An extensive search revealed only 15 reported cases to date, of isolated mucormycosis of mandible with satisfactory resolution in 9 cases and death in 6, with most patients dying of the underlying condition. Most common underlying risk factor for mucor in this review was leukemia, (11/15 cases). Four cases had uncontrolled diabetes as a risk factor with only 2 having diabetes as the sole factor. Dental extraction was present in 4 cases.

There were many points against mucormycosis at initial presentation in our case, making it an atypical presentation. Historically and clinically, 8-9 month-long history, with patient not becoming toxic and severely ill was against mucor. Necrosis was only limited to bone with no skin changes. Mucormycosis causing isolated involvement of the mandible is a rare presentation and it is not a common etiology for cervico-facial discharging sinuses. CT image with no soft tissue component and no invasion beyond the confines of the bone also made mucormycosis less likely.

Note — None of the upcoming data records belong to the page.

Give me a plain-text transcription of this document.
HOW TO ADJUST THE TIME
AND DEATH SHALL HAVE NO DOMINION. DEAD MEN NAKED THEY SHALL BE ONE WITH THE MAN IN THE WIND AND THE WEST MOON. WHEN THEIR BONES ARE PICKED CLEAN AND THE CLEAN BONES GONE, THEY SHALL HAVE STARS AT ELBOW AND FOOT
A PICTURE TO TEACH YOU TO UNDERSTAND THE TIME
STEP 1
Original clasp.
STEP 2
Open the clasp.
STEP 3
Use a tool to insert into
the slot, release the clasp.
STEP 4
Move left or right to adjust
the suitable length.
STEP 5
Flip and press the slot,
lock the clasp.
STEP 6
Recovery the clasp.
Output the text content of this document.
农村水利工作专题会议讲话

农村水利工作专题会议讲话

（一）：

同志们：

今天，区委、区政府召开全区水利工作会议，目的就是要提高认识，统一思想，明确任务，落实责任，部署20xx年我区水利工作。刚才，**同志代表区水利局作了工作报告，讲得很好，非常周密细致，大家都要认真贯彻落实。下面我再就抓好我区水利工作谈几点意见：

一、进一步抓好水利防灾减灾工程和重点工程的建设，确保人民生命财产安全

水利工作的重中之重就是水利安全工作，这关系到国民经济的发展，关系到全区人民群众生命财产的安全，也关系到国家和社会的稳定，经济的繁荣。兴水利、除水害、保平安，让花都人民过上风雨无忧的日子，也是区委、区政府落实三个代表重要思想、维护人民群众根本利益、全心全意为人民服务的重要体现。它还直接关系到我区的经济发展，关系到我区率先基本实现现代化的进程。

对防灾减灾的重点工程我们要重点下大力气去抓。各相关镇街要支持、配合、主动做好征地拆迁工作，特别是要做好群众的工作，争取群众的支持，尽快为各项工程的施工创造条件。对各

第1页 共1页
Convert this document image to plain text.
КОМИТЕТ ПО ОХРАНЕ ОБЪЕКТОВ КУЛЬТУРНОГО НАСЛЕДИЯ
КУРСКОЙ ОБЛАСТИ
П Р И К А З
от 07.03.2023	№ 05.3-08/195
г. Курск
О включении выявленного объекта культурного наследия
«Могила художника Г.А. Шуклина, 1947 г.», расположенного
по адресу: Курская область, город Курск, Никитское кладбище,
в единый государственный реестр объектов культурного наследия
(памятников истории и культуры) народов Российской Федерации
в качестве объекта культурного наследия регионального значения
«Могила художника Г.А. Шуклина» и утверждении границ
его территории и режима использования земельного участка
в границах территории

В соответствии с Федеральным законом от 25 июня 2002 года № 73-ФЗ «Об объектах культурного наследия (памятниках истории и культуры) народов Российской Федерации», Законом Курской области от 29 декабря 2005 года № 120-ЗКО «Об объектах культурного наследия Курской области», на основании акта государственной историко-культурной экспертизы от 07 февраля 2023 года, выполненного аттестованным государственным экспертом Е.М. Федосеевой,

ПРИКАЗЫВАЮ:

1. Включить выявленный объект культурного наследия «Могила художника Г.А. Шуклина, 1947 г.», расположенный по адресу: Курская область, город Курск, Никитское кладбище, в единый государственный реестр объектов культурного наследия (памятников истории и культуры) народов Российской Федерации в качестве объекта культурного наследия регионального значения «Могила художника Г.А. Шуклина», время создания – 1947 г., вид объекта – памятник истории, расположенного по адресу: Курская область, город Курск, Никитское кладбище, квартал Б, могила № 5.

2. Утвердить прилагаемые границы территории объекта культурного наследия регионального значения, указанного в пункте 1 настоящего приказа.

The spores of Mucor are ubiquitous, so the chance of infection and disease progression depends upon the host's immune system status. An active search for such states is warranted if the diagnosis of Mucormycosis is kept. As in our case, the immunodeficiency evaluation revealed Chronic Granulomatous Disease. Although Aspergillosis is the most common fungal disease in CGD patients, Mucormycosis is also seen in these patients, mainly in the setting of treatment of inflammatory complications with immunosuppressive drugs, like steroids or methotrexate [9,10]. The use of local dental powder and manual extraction of teeth by the patient himself appear to be the crucial modes of spore inoculation to gums and mandible. Apart from CGD, chronic abuse of NSAIDs, alprazolam, the dental powder and development of acute kidney injury need more study to turn up as recognizable risk factors. It is vital that we understand the patient's background mental state and health, which led him to behave in such a way so as to pull out his teeth himself. Comparing mucormycosis in patients of CGD, with common risk factors like Diabetes, neutropenia or iron overload, suggests that presentation of invasive fungal infections in CGD is mostly indolent with onset in most patients being preceded by an immunosuppressive regimen for 3 or more weeks, in the absence of traditional risk factors like neutropenia and Diabetes [9].

PET confirmed, locally progressive disease with no dissemination is probably the cause of uncomplicated benign course and early therapy response. This report also recognizes that being aseptate, mucor hyphae are very fragile making their detection difficult, as seen in our first attempt of diagnosis. Our patient was initially treated with L-AMB and later on shifted to Posaconazole. Posaconazole has been studied as a salvage therapy in zygomycosis and has proved efficient in 80% of Amphotericin B resistant disease or when facing adverse drug events [12].

Currently, there are no guidelines on dosage and duration of antifungal therapy in cases of Mucormycosis, with treatment duration completely based on clinical recovery.

4. Conclusion

Though the most common form of Mucormycosis is rhino-cerebral, clinicians do encounter other rare forms like locally invading mandibular Mucormysosis without any dissemination as in our case. Invasive fungal infections in patients with CGD often have an indolent course and can be a presenting symptom of underlying primary immunodeficiency, e.g. CGD [10]. Currently, there is a need for more evidence for setting a definite dose and duration of antifungal therapy to alleviate the financial burden on patient and drug-related adverse events.

Declaration of competing interest

There are no conflicts of interest.

Acknowledgement

There are no acknowledgements to be made.